Coast Guard Celebrates 216 Years

Thursday, August 03, 2006
Local Coast Guard units plan on celebrating the Coast Guard's 216th year of serving the American public and protecting the nations waterways tomorrow. August 4, 1790, the Revenue Cutter Service was born when the 1st Congress approved the building of 10 cutters to enforce tariff and trade laws, prevent smuggling and protect the collection of the federal revenue, all while defending the young nation. The U.S. Life Saving Service was later created in response to a series of shipping accidents along the Eastern coast. Lifesaving stations were created up and down the coast and were often times manned by local towns people who carried out the rescue of shipwreck survivors.

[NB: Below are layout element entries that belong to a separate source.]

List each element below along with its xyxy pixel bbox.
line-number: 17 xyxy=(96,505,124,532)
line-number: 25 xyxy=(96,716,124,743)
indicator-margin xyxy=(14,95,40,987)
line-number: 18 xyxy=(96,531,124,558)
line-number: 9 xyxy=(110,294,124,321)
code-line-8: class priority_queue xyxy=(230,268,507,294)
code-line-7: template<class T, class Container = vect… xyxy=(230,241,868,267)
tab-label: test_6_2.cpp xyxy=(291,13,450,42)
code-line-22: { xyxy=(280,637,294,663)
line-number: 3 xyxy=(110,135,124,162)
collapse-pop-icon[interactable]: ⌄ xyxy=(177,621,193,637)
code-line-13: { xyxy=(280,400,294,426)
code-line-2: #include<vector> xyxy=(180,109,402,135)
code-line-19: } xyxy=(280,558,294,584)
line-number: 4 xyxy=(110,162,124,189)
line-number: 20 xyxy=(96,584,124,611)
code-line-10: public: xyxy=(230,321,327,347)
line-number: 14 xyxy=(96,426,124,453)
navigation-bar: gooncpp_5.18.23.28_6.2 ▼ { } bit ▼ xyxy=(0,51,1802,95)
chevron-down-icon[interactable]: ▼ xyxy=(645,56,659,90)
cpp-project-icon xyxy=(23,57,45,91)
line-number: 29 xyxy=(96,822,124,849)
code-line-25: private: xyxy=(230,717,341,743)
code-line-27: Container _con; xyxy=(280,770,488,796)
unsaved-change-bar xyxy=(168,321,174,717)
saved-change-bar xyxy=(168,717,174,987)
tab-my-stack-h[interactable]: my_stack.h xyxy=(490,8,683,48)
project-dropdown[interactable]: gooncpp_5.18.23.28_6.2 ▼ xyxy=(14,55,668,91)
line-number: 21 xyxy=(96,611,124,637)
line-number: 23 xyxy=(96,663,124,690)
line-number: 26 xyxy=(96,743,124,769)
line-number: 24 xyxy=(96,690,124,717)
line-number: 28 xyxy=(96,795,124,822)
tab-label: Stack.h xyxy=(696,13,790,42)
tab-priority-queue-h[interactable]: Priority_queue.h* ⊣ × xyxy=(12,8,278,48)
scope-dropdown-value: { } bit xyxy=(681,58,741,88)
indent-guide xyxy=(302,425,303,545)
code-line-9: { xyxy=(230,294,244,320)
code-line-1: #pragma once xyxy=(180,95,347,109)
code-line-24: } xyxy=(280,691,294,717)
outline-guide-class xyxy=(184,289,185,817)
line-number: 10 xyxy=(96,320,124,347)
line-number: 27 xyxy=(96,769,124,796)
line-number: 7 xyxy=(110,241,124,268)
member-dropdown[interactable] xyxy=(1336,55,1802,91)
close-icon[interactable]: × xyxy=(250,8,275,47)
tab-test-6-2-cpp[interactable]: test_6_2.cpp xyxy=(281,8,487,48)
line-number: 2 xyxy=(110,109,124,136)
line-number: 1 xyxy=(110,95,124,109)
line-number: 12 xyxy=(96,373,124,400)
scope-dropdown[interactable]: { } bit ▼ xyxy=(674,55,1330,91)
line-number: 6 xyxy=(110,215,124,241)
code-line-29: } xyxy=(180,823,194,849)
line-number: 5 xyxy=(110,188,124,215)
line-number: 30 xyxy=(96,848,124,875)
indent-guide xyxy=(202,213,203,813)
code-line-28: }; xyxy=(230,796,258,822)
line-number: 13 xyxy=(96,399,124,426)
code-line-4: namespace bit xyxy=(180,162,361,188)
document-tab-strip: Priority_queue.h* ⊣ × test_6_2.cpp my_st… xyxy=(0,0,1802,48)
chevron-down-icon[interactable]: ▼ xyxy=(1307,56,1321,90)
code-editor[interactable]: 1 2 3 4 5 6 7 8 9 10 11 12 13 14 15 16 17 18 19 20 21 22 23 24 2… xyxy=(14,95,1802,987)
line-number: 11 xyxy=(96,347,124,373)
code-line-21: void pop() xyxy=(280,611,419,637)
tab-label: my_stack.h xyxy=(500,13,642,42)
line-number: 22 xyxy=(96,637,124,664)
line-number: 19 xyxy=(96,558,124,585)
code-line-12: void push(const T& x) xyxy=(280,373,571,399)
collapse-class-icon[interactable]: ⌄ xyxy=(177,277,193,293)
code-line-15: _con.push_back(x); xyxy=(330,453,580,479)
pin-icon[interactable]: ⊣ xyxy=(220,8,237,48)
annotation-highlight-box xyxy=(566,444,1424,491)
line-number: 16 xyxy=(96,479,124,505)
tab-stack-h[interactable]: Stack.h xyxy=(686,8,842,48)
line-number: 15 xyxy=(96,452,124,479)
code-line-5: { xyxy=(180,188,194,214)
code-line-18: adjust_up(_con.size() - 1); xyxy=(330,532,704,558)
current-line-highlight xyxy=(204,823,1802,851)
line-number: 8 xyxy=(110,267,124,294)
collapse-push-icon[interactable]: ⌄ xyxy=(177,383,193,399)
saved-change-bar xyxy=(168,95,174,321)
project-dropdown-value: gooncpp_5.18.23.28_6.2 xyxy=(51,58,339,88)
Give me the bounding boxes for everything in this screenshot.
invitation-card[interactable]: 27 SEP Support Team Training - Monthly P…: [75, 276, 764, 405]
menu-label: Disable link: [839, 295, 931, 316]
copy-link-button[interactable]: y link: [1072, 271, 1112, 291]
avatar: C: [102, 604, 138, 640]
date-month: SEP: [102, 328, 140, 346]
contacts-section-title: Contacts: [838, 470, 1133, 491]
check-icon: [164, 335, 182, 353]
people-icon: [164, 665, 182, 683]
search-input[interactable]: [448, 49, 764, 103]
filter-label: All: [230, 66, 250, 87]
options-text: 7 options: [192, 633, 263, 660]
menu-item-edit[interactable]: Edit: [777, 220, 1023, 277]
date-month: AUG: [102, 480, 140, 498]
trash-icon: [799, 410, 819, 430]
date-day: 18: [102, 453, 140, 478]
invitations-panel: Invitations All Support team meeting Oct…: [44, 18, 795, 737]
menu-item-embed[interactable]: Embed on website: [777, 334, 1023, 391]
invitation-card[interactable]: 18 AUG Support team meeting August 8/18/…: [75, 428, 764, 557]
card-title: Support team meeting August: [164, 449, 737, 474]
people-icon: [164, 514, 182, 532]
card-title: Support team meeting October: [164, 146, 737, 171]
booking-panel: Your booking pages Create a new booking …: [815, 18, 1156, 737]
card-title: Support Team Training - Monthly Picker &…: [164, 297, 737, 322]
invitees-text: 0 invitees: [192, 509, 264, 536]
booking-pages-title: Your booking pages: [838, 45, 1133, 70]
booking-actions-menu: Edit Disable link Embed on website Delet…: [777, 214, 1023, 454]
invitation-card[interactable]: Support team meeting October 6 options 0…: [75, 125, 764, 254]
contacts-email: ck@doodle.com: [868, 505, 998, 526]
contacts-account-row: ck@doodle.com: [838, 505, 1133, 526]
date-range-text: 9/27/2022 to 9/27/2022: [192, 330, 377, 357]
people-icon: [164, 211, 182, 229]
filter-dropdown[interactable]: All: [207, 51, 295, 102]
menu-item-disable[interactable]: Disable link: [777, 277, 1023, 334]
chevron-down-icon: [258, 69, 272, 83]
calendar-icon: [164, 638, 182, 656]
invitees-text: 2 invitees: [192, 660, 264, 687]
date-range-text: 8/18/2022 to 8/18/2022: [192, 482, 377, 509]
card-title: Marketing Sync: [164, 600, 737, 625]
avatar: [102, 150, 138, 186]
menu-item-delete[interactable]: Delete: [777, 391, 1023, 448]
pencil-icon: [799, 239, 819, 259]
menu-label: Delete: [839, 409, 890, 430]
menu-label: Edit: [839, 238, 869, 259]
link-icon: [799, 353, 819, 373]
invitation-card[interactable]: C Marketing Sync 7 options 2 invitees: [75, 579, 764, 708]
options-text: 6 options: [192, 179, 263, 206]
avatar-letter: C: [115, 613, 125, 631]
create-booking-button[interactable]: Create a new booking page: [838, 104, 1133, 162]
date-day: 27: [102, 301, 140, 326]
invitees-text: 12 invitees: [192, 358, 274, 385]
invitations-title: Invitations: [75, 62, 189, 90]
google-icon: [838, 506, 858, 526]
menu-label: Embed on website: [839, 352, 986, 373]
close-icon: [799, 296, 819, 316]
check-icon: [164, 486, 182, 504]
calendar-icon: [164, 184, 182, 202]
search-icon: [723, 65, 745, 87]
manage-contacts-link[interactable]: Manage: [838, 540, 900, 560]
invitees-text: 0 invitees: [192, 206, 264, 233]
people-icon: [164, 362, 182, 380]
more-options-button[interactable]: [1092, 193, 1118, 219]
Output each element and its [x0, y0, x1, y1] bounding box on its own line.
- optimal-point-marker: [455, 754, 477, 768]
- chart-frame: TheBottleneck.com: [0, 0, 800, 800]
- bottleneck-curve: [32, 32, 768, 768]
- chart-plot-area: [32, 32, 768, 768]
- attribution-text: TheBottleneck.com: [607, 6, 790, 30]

Since that date, the Light House Service, the Life Saving Service, the Steamboat Inspection Service, and the Bureau of Navigation have combined with the Revenue Cutter Service to form what is now known as the nation's oldest continuous sea-going service and premier maritime agency, the United States Coast Guard. The modern missions of the Coast Guard are directly tied to the diverse achievements and legacy of these other services. Every day the Coast Guard continues to serve as the nation's front-line agency for a multitude of maritime missions, including protecting our coastline and ports, enforcing maritime laws, saving lives of mariners in distress, protecting the environment and maintaining aids to navigation.

Every day the Coast Guard saves 15 lives, conducts 82 search-and-rescue cases, enforces 115 security zones, tracks 3,004 vessels in the Automated Merchant Vessel Reporting system and seizes 27 pounds of marijuana and 927 pounds of cocaine with a street value of $12.4 million dollars.